Today was an exception from the fast pace that has characterized the last month. After bundling the kids into the car and getting my oldest on the bus, I discovered a text message from our child care provider saying she was ill. What started as any other Monday turned into a “Daddy-Zachary” day.
When I was young, my mom and I would sometimes go out together for a muffin and coffee (muffin and hot chocolate for me). Sometimes I would save up my money so that it would be my treat, though I’m willing to bet my money never made it to the till, my mother being so very much like a mom.

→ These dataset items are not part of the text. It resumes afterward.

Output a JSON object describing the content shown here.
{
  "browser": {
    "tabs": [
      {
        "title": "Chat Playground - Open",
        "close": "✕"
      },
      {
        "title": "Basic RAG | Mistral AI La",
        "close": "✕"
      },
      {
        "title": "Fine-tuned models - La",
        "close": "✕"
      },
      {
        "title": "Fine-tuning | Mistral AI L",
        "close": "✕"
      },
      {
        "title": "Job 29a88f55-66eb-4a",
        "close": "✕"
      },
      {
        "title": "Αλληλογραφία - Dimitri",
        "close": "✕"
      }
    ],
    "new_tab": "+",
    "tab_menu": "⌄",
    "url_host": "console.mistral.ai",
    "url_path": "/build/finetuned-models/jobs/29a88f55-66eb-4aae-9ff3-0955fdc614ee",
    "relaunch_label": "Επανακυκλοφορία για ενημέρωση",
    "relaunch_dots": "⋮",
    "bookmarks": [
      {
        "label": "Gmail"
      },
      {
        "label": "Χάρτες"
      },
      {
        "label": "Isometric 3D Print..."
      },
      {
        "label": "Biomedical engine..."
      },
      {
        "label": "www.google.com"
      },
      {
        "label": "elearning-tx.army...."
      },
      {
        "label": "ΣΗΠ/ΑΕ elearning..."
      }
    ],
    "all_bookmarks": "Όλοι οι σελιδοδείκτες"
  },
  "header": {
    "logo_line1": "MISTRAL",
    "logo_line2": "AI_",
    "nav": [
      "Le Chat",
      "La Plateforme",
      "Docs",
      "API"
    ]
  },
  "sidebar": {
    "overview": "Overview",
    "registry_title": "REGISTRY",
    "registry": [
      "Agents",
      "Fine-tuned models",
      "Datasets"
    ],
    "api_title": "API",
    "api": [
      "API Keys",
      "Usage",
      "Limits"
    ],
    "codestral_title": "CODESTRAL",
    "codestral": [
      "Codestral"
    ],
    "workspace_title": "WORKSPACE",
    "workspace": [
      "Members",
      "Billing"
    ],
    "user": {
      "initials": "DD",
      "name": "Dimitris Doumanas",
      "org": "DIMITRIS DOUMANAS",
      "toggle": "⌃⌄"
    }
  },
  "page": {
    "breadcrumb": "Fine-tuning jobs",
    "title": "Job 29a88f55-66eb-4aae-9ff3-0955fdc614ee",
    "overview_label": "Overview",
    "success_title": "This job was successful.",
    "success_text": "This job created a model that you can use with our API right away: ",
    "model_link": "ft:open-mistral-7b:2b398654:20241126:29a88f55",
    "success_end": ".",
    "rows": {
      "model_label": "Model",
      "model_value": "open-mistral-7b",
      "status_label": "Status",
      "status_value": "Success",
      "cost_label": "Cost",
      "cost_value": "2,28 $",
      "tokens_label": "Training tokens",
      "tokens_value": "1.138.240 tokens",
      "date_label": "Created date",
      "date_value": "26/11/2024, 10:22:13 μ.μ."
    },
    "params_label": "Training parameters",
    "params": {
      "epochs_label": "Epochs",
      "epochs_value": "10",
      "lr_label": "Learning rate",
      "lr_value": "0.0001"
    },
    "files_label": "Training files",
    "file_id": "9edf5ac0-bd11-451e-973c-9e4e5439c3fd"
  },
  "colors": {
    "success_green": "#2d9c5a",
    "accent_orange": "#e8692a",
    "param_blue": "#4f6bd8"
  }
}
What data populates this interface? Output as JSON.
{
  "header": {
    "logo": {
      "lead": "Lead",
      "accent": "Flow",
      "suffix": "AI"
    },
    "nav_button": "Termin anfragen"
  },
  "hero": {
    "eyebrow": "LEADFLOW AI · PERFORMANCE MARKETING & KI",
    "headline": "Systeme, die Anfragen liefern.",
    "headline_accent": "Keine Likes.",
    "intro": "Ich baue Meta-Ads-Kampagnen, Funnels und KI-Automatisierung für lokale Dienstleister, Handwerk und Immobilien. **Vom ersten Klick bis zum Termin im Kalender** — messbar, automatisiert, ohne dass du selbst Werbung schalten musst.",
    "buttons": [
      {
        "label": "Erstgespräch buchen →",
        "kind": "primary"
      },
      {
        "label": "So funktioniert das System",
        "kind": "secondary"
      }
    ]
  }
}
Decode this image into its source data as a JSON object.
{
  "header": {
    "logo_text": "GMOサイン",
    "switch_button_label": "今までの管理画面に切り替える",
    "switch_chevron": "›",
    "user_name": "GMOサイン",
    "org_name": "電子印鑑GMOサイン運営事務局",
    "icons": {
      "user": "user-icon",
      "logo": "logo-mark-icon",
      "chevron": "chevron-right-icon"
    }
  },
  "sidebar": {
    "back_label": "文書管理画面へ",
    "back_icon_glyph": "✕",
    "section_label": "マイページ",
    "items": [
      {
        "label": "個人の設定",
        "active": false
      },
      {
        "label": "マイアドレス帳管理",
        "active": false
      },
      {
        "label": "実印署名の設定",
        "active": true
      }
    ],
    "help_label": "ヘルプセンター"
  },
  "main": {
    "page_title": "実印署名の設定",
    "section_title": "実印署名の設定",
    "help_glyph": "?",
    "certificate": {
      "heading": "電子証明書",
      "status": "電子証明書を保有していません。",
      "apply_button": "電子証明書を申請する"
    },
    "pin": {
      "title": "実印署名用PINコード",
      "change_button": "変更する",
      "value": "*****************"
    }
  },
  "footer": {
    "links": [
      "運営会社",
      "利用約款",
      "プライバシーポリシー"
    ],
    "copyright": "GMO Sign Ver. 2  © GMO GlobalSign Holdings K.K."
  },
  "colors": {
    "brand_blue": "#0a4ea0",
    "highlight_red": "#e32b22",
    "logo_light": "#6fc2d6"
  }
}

One of my regrets as a parent is that, after the birth of my youngest, spending time alone with either of my boys became a rare occurrence. No doubt all children with siblings appreciate an opportunity to spend time alone with a parent. For the child, the absence of another sibling is the very thing that makes it special: for a little while, the child isn’t just “one of the kids” but a friend, a confidant, “chosen.” For the parent, the experience is visited with a quietude that must otherwise seem like a distant memory. Although my sons have a fraternal affection for each other I doubt my brother and I ever shared, spending time with both of my sons together still usually leaves me feeling like a referee, and I am sure most parents feel the same way.
Today, I am thankful for the few moments in life when parents are able to move beyond the parent-child roles and be friends with their kids. After Zachary and I returned from a visit to the library, I suggested that he go use the washroom, and then we could read all the books we borrowed. As he began climbing the stairs, he exclaimed, “this is going to be the best day ever!” It’s uplifting to see that much enthusiasm over something so simple as reading books with Dad. It’s not like we don’t read books together every day! But today was special: it was just us.